Nu komt de tijd van de steeds toenemende activiteit van de ziel. In de lente en de zomer moesten we ons aan de wereld overgeven, nu geeft de wereld zich aan ons - maar we zullen in toenemende mate innerlijk actief moeten worden. We kunnen niet wachten tot de kracht uit de wereldgeest ons het zelfbewustzijn brengt. We moeten ons scheppen door actief te zijn - zonder verlangen naar innerlijk rusten. Alleen dan beroert de wereldgeest de mensengeest en brengt licht in de ziel die duister zou blijven als zij passief zou willen blijven.

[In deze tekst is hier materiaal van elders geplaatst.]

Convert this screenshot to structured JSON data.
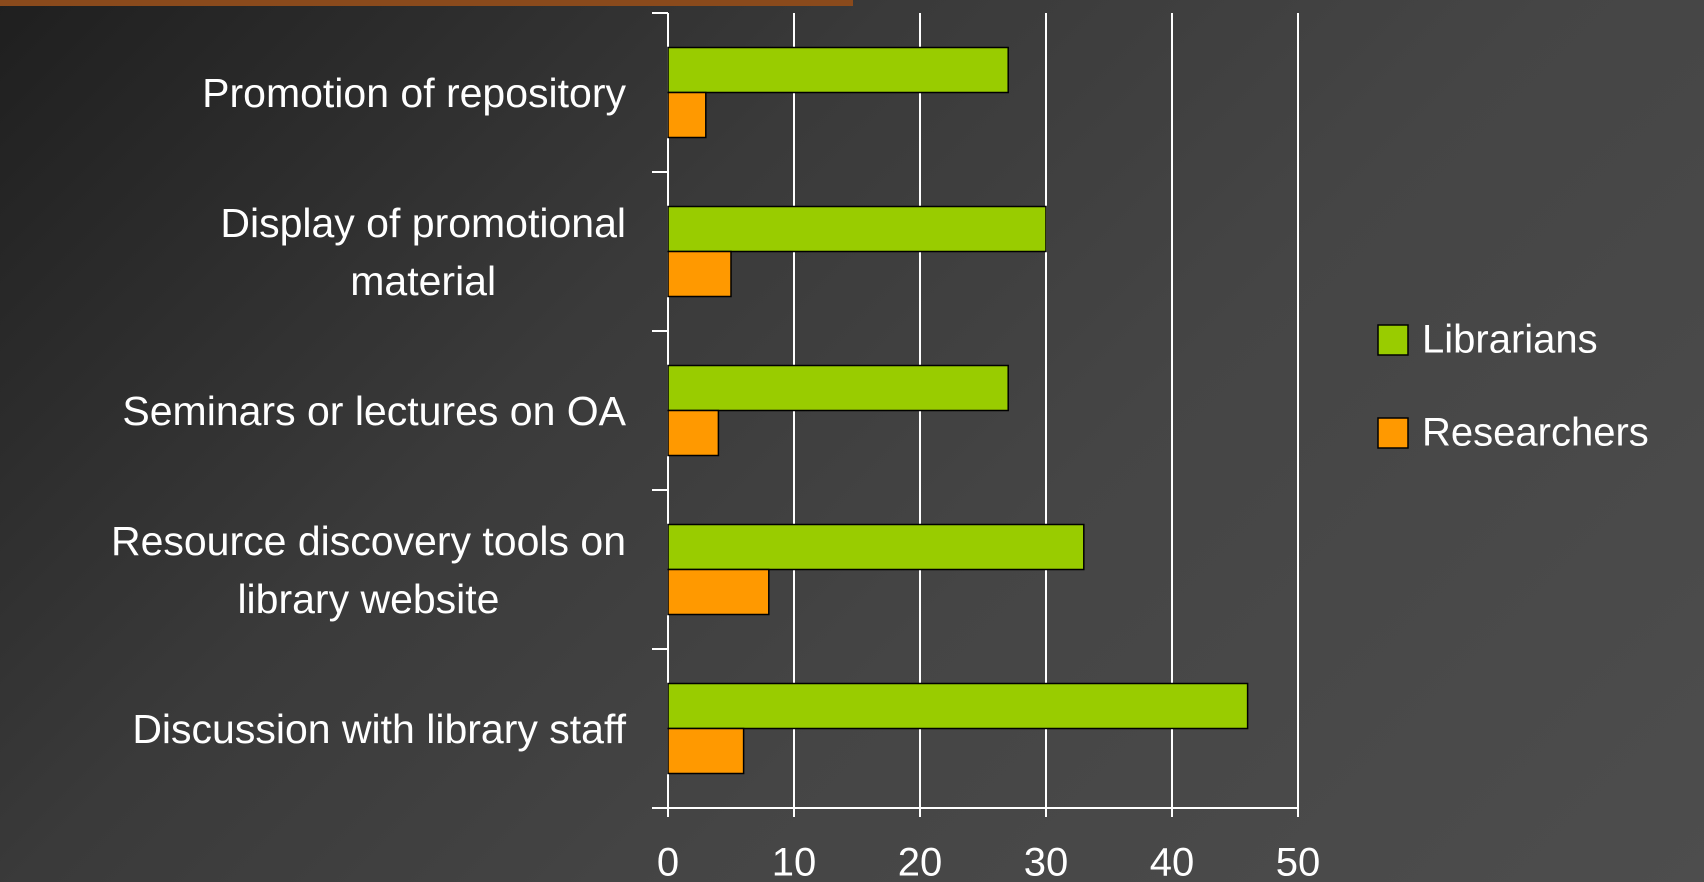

Zich zelf steeds scheppend, Wordt ziele-zijn zichzelf gewaar; De Wereldgeest streeft voort In zelfkennis nieuw tot leven gebracht En schept uit duisternis van de ziel De wilsvrucht van de zelfgewaarwording.
Sich selbst erschaffend stets, Wird Seelensein sich selbst gewahr; Der Weltengeist, er strebet fort In Selbsterkenntnis neu belebt Und schafft aus Seelenfinsternis Des Selbstsinns Willensfrucht.
Deze weekspreuken zijn door Rudolf Steiner gegeven in 1912 / 1913: Anthroposophischer Seelenkalender.